RDMN: A Relative Density Measure Based on MST Neighborhood for Clustering Multi-Scale Datasets

Density based clustering techniques discover the intrinsic clusters by separating the regions present in the dataset as high- and low-density regions based on their neighborhood information. They are popular and effective because they identify the clusters of arbitrary shapes and automatically detect the number of clusters. However, the distribution patterns of clusters are natural and complex in the datasets generated by different applications. Most of the existing density based clustering algorithms are not suitable to identify the clusters of complex pattern with large variation in density because they use fixed global parameters to compute the density of data points. Minimum spanning tree (MST) of a complete graph easily captures the intrinsic neighborhood information of different characteristic datasets without any user defined parameters. We propose a new Relative Density measure based on MST Neighborhood graph (RDMN) to compute the density of data points.

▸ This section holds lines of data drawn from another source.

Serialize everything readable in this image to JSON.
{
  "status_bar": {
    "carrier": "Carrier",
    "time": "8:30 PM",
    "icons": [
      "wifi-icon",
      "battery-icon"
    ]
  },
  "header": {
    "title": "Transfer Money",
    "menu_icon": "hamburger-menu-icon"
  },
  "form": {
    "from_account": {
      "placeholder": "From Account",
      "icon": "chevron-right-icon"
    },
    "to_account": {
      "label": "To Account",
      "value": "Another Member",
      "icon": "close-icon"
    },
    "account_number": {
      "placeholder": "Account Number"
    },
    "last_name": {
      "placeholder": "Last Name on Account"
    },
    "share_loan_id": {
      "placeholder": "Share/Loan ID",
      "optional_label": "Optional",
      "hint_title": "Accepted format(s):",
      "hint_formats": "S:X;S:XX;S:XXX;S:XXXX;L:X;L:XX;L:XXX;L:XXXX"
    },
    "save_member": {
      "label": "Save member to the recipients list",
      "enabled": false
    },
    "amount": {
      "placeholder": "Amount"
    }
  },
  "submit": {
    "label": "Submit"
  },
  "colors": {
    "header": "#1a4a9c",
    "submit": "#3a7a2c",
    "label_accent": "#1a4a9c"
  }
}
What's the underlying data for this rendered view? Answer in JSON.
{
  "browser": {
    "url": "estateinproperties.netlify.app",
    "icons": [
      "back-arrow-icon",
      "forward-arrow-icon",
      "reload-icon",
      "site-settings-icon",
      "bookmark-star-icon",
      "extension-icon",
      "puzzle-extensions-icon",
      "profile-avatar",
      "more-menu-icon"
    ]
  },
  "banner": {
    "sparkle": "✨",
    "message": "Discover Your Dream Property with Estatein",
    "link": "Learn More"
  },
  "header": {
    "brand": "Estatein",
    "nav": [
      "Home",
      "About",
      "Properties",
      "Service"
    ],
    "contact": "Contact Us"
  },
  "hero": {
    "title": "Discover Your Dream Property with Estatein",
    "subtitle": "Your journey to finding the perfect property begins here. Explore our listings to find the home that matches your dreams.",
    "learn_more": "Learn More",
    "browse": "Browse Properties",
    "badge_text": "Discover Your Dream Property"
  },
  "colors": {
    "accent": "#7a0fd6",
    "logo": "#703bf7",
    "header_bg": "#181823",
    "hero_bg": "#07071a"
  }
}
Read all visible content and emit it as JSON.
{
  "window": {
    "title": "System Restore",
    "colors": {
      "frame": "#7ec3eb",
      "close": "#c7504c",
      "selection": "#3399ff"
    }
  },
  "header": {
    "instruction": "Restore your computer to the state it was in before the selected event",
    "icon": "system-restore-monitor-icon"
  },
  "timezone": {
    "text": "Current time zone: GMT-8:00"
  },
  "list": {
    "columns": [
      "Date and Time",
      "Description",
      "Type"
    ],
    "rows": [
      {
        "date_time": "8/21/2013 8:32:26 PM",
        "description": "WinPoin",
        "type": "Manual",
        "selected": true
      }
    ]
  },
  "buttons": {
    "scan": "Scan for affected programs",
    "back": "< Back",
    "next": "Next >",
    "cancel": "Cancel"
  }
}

Based on this new density measure, we propose a clustering technique to identify the clusters of complex patterns with varying density. The MST neighborhood graph is partitioned into dense regions based on the density level of data points to retain the shape of clusters. Finally, these regions are merged into actual clusters using MST based clustering technique. To the best of our knowledge, the proposed RDMN is the first MST based density measure for capturing the intrinsic neighborhood without any user defined parameter. Experimental results on synthetic and real datasets demonstrate that the proposed algorithm outperforms other popular clustering techniques in terms of cluster quality, accuracy, and robustness against noise and detecting the outliers.

Automated summary

Density-based clustering techniques are popular because of their ability to identify clusters of arbitrary shapes and automatically detect the number of clusters. However, these techniques are not suitable for clusters with large density variation. We propose a new density measure based on minimum spanning tree (MST) and a clustering technique to address this issue.